Prof. William Cronon, from the University of Wisconsin, started a blog, Scholar as Citizen, wherein he critiqued Republican policies in the State of Wisconsin and elsewhere. I’m going to skip the politics and focus on the fact that the Republicans used Wisconsin’s FOIA mechanism to ask for a wide variety of his emails and they’re likely to get them.
Cronon believes this is a fishing expedition to find material to discredit him and he’s probably correct. He also notes that he scrupulously segregates his non-work-related emails into a private account (perhaps Gmail) while doing his work-related email using his wisc.edu address, as well he should.
What I find fascinating about the Cronon case is that it highlights a threat model for email privacy that doesn’t get much discussion among my professional peers. Sophisticated cryptographic mechanisms don’t protect emails against a FOIA request (or, for that matter, a sufficiently motivated systems administrator).
When I’ve worked in the past with lawyers when our communications weren’t privileged (i.e., opposing counsel would eventually receive every email we ever exchanged), we instead exchanged emails of the form “are you available for a phone call at 2pm?” and not much else. This is annoying when working on a lawsuit and it would completely grind to a halt the regular business of a modern adacemic.
While Cronon doesn’t want to abandon his wisc.edu address, consider the case that he could just forward his email to Gmail and have the university system delete its local copy (which is certainly an option for me with my rice.edu email). At that point, it becomes an interesting legal question of whether a FOIA request can compel production of content from his “private” email service. (And, future lawmaking could well explicitly extend the reach of FOIA to private accounts, particularly when many well-known politicians and others subject to FOIA deliberately conduct their professional business on private servers.)
Here’s another thing to ponder: When I send email from Gmail, it happily forges my rice.edu address in the from line.
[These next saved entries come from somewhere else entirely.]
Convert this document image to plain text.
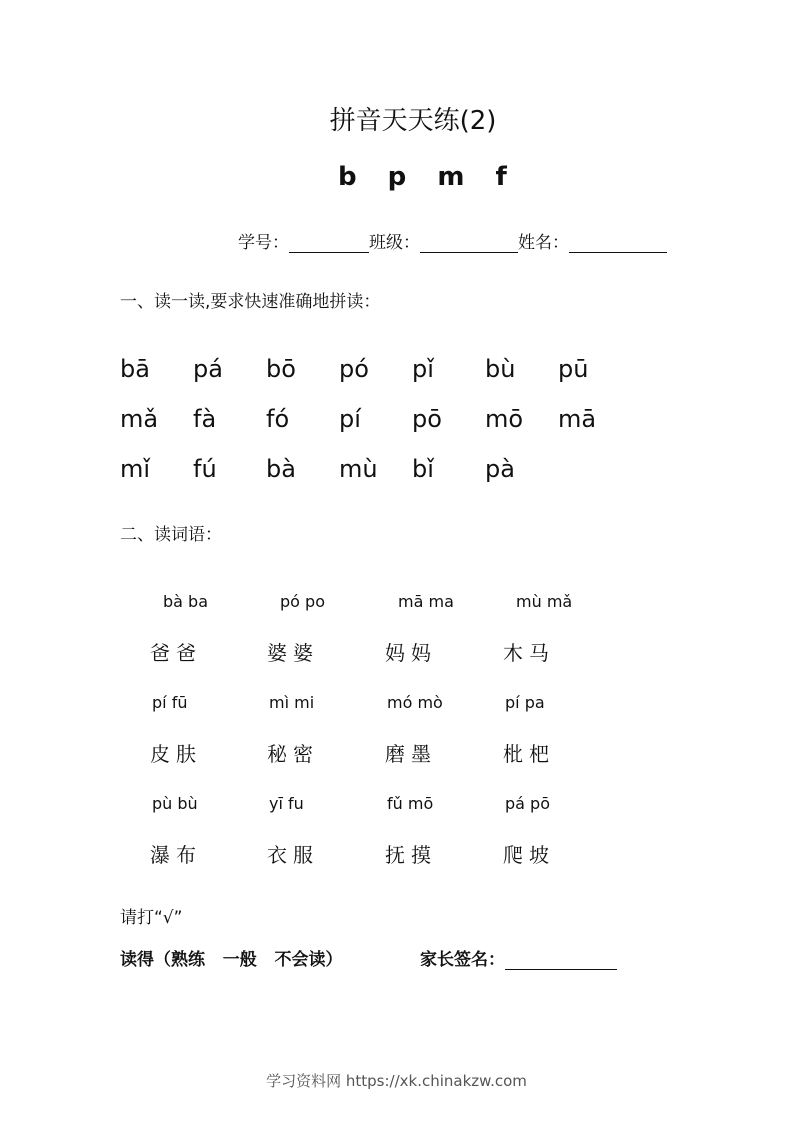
拼音天天练(2)
b p m f
学号：	班级：	姓名：
一、读一读,要求快速准确地拼读：
bā	pá	bō	pó	pǐ	bù	pū
mǎ	fà	fó	pí	pō	mō	mā
mǐ	fú	bà	mù	bǐ	pà
二、读词语：
bà ba	pó po	mā ma	mù mǎ
爸爸	婆婆	妈妈	木马
pí fū	mì mi	mó mò	pí pa
皮肤	秘密	磨墨	枇杷
pù bù	yī fu	fǔ mō	pá pō
瀑布	衣服	抚摸	爬坡
请打“√”
读得（熟练   一般   不会读）	家长签名：
学习资料网 https://xk.chinakzw.com
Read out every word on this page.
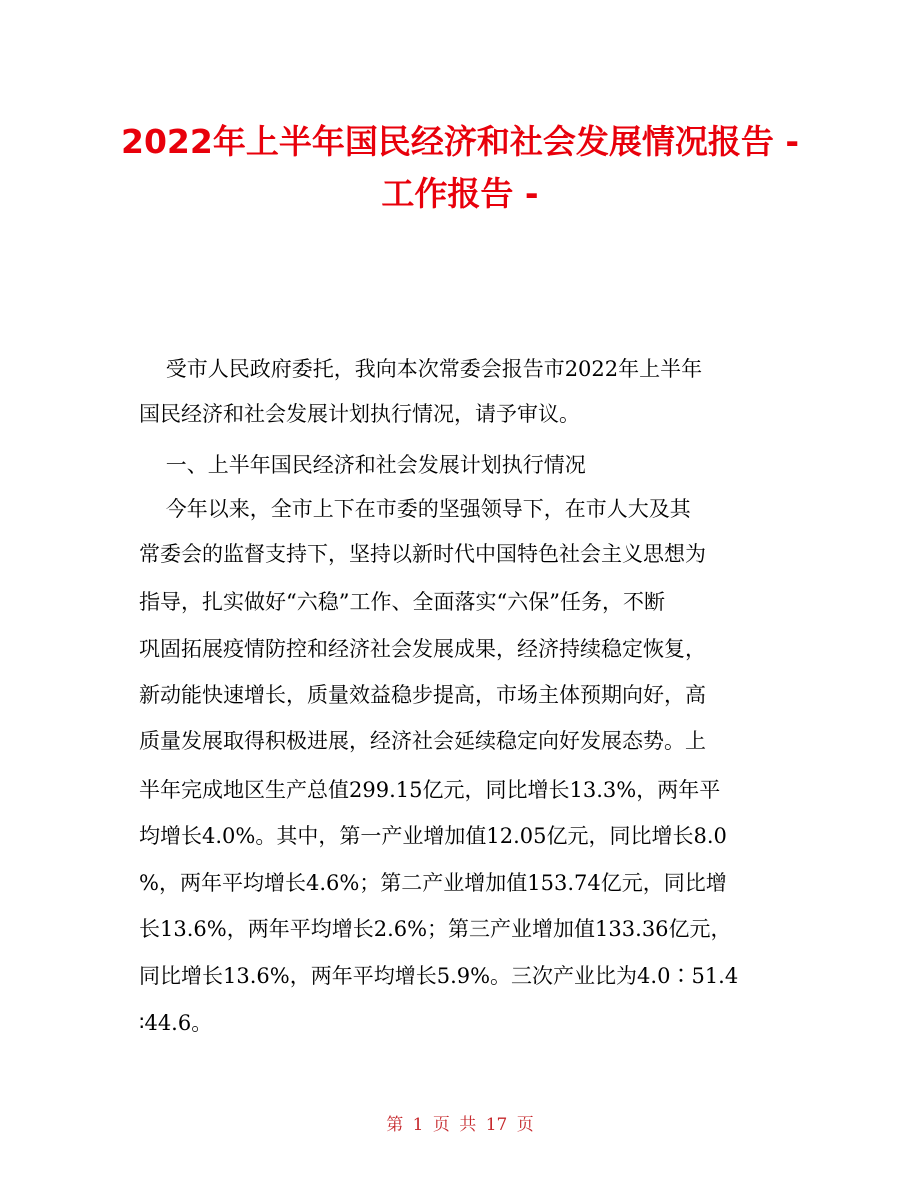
2022年上半年国民经济和社会发展情况报告 -
工作报告 -
受市人民政府委托，我向本次常委会报告市2022年上半年
国民经济和社会发展计划执行情况，请予审议。
一、上半年国民经济和社会发展计划执行情况
今年以来，全市上下在市委的坚强领导下，在市人大及其
常委会的监督支持下，坚持以新时代中国特色社会主义思想为
指导，扎实做好“六稳”工作、全面落实“六保”任务，不断
巩固拓展疫情防控和经济社会发展成果，经济持续稳定恢复，
新动能快速增长，质量效益稳步提高，市场主体预期向好，高
质量发展取得积极进展，经济社会延续稳定向好发展态势。上
半年完成地区生产总值299.15亿元，同比增长13.3%，两年平
均增长4.0%。其中，第一产业增加值12.05亿元，同比增长8.0
%，两年平均增长4.6%；第二产业增加值153.74亿元，同比增
长13.6%，两年平均增长2.6%；第三产业增加值133.36亿元，
同比增长13.6%，两年平均增长5.9%。三次产业比为4.0∶51.4
∶44.6。
第 1 页 共 17 页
This allows me to use Gmail without most of the people who correspond with me ever knowing or caring that I’m using Gmail. By blurring the lines between my rice.edu and gmail.com email, am I also blurring the boundary of legal requests to discover my email? Since Rice is a private university, there are presumably no FOIA issues for me, but would it be any different for Prof. Cronon? Could or should present or future FOIA laws compel you to produce content from your “private” email service when you conflate it with your “professional” email address?
Or, leaving FOIA behind for the minute, could or should my employer have any additional privilege to look into my Gmail account when I’m using it for all of my professional emails and forging a rice.edu mail header?
One last alternative: Let’s say I appended some text like this at the bottom on my email:
My personal email is dwallach at gmail.com and my professional email is dwallach at rice.edu. Please use the former for personal matters and the latter for professional matters.
If I go to explicit lengths to separate the two email addresses, using separate services, and making it abundantly clear to all my correspondents which address serves which purpose, could or should that make for a legally significant difference in how FOIA treats my emails?